Je résume, mais c’est à peu près ce qui a été demandé par l’IFOP à 6 000 femmes venues de six pays européens. Et la réponse est dingue : elles sont toutes, nous sommes toutes, incroyablement satisfaites de notre vie sexuelle : grimpage au rideau assuré, hululements de joie garantis, chaque galipette est une promesse. Promesse de bonheur et de paradis. Je déconne, évidemment. Le résultat n’est pas glorieux, surtout dans les pays latins. Cela a peut-être quelque chose à voir avec « les hommes, les vrais », je ne sais pas. En tous cas, avec un taux de 30 % d’insatisfaction, les Italiennes, les Françaises et les Espagnoles sont clairement les moins bien loties.

Vous me direz : « c’est déjà bien qu’on leur pose la question, et quand même, elles nous enquiquinent à jamais être contentes celles-là ». N’empêche. Elles feraient bien de prendre un billet pour Amsterdam. Oui, les Néerlandaises sont seulement 25% à rêver d’une vie sexuelle plus épanouissante. Pour les ¾, donc, tout va bien -  ça doit être l’effet tulipe, allez savoir. Mais comment vous dire, ce post Instagram, publié cette semaine par une Anglaise tombe pile poil comme il faut. Elle écrit : « le fait que j’aime encore les hommes aujourd’hui prouve que la sexualité n’est pas un choix ». Et ça, c’était la vanne de la semaine. 

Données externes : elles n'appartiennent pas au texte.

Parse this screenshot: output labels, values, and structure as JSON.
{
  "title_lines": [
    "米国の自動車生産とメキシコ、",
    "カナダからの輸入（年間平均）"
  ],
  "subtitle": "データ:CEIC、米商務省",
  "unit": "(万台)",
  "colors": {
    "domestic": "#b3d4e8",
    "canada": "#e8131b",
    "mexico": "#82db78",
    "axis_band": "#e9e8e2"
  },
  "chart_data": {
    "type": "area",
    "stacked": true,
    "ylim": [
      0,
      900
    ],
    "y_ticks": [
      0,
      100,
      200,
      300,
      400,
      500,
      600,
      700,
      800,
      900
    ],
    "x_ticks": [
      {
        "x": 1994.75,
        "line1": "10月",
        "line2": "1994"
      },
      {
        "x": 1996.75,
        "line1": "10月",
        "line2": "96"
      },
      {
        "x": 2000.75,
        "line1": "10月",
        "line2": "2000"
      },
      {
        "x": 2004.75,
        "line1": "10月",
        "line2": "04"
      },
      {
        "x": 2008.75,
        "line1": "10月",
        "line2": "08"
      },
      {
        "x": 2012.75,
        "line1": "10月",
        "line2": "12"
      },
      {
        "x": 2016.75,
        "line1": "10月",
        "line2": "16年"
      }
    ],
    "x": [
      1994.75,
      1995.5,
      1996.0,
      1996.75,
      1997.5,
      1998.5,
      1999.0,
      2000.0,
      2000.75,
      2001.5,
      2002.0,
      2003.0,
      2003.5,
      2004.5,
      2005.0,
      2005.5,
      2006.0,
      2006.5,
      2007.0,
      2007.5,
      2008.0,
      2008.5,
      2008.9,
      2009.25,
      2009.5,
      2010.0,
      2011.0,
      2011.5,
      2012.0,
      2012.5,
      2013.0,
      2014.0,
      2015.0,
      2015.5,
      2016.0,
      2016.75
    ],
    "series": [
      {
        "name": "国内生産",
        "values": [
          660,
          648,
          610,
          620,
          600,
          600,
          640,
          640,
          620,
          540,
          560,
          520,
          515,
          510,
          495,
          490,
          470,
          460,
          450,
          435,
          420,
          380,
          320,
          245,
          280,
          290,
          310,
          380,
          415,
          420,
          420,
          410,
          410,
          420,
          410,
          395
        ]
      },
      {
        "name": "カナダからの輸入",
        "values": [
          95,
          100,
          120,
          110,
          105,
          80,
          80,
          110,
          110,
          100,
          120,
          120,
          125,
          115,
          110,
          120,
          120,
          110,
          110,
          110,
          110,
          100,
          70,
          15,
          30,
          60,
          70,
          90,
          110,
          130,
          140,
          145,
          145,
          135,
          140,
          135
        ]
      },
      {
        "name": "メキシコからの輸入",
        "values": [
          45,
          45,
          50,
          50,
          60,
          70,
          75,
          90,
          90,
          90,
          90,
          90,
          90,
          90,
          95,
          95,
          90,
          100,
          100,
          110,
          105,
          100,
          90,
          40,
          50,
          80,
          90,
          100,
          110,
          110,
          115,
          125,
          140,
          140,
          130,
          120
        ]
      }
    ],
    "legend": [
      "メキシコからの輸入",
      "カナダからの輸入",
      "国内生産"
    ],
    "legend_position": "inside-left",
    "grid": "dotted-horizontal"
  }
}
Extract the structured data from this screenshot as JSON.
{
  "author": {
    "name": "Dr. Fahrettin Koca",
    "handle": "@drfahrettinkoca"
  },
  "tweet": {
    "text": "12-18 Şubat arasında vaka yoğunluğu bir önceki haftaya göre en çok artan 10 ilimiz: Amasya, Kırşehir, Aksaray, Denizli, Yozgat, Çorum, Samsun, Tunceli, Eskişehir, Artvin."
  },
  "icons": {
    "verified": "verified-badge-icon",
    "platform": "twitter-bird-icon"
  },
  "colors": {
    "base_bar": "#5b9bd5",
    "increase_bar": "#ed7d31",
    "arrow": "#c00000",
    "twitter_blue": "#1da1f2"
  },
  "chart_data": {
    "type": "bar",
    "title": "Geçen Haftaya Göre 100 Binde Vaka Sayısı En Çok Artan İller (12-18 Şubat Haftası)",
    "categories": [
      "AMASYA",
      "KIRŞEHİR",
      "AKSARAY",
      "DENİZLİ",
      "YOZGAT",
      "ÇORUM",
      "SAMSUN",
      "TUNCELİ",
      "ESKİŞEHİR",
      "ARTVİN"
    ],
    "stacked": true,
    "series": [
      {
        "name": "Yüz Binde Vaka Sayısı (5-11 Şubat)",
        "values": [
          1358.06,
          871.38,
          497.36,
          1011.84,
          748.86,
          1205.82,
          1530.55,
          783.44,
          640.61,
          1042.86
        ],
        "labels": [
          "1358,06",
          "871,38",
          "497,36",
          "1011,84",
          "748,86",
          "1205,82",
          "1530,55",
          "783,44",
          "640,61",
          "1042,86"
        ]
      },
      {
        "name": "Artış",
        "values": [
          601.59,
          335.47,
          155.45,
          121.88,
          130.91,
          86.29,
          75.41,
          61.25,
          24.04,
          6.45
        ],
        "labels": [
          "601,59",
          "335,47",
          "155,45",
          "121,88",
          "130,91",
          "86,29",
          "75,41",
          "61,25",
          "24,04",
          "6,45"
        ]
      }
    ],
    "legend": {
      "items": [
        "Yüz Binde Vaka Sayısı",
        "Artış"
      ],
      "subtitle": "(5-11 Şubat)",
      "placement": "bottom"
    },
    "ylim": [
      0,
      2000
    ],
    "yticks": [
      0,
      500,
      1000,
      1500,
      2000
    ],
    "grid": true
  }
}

C’est un pas de géant qui vient d’être… Enfin, plutôt, un petit saut de cabri. Mais petit à petit, l’oiseau faisant toujours son nid. Depuis dimanche, les tribunaux saoudiens sont tenus d’envoyer un SMS aux femmes dont les maris viennent de divorcer – oui, ça reste très unilatéral, là-bas, mais jusque-là, les hommes pouvaient se « démarier » sans en avertir leur ex qui restait alors dans un flou juridique complet. C’est donc terminé. Les Saoudiennes pourront désormais, elles aussi, se faire lourder par texto. Comme quoi, il y a quand même une justice.